Discerning Eric © Courtesy David Hilliard et la Galerie Particulière, Paris-Bruxelles
Michel Verlinden
Michel Verlinden Journaliste

Pour sa nouvelle série The Tale Is True, le photographe David Hilliard fourre son objectif dans la vie des autres. En résulte une odyssée lumineuse et narrative.

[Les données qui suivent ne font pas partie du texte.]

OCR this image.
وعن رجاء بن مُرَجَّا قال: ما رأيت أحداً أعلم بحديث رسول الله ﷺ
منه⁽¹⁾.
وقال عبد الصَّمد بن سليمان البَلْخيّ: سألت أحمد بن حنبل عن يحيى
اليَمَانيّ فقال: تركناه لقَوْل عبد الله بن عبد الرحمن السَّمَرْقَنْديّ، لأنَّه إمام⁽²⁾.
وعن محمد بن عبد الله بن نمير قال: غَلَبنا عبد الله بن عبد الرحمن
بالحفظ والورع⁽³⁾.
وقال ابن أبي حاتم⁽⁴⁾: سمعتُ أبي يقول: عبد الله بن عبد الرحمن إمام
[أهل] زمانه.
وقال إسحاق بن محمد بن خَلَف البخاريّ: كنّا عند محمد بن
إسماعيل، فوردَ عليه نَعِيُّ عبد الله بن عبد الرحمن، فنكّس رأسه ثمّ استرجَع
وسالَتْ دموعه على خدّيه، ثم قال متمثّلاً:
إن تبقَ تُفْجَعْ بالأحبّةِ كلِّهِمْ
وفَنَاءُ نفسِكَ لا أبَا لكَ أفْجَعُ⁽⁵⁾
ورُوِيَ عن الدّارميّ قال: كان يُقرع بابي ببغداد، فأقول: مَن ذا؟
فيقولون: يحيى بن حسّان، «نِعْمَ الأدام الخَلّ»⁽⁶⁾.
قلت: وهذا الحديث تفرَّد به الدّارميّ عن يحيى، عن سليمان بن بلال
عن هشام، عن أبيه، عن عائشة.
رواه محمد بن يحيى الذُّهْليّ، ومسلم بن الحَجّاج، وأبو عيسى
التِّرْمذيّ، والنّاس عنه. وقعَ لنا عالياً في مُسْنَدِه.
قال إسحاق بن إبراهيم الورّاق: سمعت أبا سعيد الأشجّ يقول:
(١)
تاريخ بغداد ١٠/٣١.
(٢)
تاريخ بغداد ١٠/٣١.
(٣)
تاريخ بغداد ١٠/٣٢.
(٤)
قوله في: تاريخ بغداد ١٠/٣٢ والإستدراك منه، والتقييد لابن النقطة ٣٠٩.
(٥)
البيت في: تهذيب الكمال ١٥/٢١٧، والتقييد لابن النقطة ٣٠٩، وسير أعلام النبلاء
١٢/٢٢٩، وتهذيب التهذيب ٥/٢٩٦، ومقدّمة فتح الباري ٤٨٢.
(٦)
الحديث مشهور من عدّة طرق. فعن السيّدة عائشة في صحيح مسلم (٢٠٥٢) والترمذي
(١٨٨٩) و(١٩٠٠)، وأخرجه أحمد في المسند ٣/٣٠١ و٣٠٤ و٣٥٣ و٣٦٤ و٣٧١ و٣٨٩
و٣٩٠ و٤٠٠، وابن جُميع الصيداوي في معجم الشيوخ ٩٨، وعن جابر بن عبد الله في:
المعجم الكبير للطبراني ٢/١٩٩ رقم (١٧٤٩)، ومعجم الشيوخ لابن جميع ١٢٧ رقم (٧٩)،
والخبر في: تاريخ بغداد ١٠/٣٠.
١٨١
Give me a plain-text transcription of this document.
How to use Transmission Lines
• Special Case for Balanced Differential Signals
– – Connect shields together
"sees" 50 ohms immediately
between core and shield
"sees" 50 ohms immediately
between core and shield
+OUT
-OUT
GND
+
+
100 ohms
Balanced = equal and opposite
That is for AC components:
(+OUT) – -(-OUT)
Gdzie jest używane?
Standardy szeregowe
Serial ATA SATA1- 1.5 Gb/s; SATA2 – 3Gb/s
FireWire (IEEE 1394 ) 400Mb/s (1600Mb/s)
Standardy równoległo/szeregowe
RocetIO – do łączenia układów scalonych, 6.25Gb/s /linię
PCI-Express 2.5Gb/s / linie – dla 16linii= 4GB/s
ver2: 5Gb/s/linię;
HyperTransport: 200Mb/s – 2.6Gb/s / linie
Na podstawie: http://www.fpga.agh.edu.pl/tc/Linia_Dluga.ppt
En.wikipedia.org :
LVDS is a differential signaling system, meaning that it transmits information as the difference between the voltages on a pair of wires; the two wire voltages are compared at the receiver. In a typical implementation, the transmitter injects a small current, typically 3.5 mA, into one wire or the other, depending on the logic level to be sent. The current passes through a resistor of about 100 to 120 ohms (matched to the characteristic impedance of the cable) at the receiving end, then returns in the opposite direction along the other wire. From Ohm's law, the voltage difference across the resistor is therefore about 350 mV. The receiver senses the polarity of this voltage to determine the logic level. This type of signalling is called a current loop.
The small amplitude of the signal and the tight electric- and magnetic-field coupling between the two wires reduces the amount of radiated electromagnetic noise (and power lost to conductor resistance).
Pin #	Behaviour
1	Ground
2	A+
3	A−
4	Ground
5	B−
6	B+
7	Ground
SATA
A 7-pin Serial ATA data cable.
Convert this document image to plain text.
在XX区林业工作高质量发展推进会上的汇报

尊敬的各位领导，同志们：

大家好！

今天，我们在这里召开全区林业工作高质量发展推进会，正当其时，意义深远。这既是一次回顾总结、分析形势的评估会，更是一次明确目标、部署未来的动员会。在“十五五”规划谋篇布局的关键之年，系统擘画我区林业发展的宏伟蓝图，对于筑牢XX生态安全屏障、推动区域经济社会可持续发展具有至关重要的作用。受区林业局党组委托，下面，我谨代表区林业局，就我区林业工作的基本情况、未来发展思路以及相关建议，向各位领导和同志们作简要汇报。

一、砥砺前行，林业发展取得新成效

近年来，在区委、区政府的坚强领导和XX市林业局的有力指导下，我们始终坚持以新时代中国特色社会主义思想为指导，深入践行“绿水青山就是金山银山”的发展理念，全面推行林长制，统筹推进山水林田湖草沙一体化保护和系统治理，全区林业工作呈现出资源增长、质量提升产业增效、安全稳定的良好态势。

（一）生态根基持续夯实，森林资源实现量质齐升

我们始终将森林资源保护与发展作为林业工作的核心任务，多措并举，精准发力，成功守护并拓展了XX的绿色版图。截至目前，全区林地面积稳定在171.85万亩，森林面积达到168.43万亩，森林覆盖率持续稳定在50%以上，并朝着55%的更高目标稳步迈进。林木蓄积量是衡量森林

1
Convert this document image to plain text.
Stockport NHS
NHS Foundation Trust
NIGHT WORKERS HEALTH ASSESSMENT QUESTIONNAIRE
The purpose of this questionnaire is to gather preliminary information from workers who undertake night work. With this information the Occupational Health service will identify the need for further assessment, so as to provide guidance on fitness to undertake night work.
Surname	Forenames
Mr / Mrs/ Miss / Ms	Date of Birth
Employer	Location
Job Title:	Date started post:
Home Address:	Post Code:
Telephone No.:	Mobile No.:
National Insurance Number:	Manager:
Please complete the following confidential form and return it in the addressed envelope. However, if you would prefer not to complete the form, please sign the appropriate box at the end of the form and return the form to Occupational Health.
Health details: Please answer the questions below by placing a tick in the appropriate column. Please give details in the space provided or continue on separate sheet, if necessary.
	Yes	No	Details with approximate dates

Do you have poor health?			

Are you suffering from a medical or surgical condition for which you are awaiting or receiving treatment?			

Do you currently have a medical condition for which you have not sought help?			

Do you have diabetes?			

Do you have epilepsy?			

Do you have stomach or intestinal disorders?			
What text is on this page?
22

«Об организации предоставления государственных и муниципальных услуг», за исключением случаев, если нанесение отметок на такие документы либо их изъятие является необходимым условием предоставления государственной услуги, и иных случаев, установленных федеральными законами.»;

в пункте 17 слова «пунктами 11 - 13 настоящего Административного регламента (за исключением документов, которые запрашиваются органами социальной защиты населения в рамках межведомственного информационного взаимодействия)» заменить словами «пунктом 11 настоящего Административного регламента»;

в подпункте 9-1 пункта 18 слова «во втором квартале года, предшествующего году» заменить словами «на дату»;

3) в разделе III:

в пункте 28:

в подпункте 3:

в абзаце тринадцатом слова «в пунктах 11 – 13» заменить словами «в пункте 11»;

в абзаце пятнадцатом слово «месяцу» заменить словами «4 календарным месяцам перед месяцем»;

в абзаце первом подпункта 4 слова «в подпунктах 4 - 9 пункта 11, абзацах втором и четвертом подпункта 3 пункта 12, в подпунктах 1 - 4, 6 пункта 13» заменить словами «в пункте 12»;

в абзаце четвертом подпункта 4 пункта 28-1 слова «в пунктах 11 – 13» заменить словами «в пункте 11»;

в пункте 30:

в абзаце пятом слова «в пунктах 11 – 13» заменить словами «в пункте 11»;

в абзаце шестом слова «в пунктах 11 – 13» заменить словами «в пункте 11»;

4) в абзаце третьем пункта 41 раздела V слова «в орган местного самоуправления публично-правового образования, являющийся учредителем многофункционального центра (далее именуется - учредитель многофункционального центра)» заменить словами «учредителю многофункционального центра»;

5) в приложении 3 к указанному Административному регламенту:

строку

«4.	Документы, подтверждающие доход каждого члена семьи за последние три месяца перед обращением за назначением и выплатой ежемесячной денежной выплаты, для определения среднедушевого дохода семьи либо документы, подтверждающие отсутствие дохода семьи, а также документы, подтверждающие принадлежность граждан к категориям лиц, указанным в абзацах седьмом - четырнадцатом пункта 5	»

On n’a pas eu la chance de voir l’exposition inaugurale en septembre, mais à découvrir The Tale is True, on se dit que La Galerie Particulière risque fort de figurer parmi les lieux d’accrochage qui comptent à Bruxelles. A la base, cette galerie est parisienne, elle s’est ouverte il y a cinq ans du côté du Marais. Une galerie avec flair, si l’on en juge par le fait qu’elle soit la seule en Europe à représenter le travail de David Hilliard (Boston, 1964), photographe prisé dont les oeuvres figurent entre autres au Whitney Museum, à l’Art Institute de Chicago et même au LACMA. Du coup, c’est carrément une première que l’adresse propose, Hilliard n’ayant jamais été présenté en Belgique. Cela fait pourtant près de 20 ans que l’artiste documente sa vie et celle des autres à la façon d’un carnet intime. Pour lui, il s’agit de mettre de l’ordre dans ce chaos angoissant qu’est l’existence. Derrière son travail, une figure tutélaire: celle de son père. Dans les années 50, cet amateur éclairé constituait des collages à l’ambition panoramique approximative (il s’agit d’une époque où les téléphones ne faisaient pas le boulot…). Cette grammaire formelle a fortement influencé le fils, qui déploie ses clichés en panneaux -diptyque, triptyque, quadriptyque-, dont chaque pan fait valoir une focale ou un angle différents. Le résultat déroutant évoque, comme le notait Jean-Sébastien Stehli dans Le Figaro Madame, un « monde en slow motion ». Déroulé au ralenti, cet univers narratif et magnétique convoque une autre influence majeure: celle du cinéma -on songe tout particulièrement à la longue déambulation en Vespa de Nanni Moretti, rythmée par le Köln Concert de Keith Jarrett, dans Caro Diario.

Père et fils

S’il a déjà eu l’occasion de tourner les pages du roman familial, notamment les relations qui l’unissent à son père, David Hilliard profite de The Tale is True pour creuser la vie d’un autre: celle d’Éric, son ami. Il faut dire que cette existence ne manque pas de romanesque. Ce dernier vit avec son père, reclus dans une maison de Cape Cod, Massachusetts. Savant américain reconnu, le vieux souffre du syndrome de Diogène: il accumule une série d’objets inutiles comme une sorte de barrage contre le néant. La situation est précaire: ne travaillant ni l’un ni l’autre, les deux hommes ont des difficultés à joindre les deux bouts. La faillite s’annonce inéluctable, avec la vente de la maison -leur dernier bien- comme horizon ultime. L’accrochage de la galerie fait place à neuf images de cette série envoûtante. C’est particulièrement vrai de Discerning Eric (la photo), un triptyque de panneaux de 61 sur 51cm. L’effet de construction-déconstruction y est remarquable, tout autant que les symboles -entre autres la nature morte de fruits croqués- qui transcendent le « hic et nunc » pour désigner la condition humaine et ses tourments. Le tout baignant dans une lumière d’une grande douceur, quasi onirique, contrastant avec la dimension tragique de la prise de vue.

The Tale is True, David Hillard, La Galerie Particulière, place du Châtelain 14 à 1050 Bruxelles. Jusqu’au 1/02.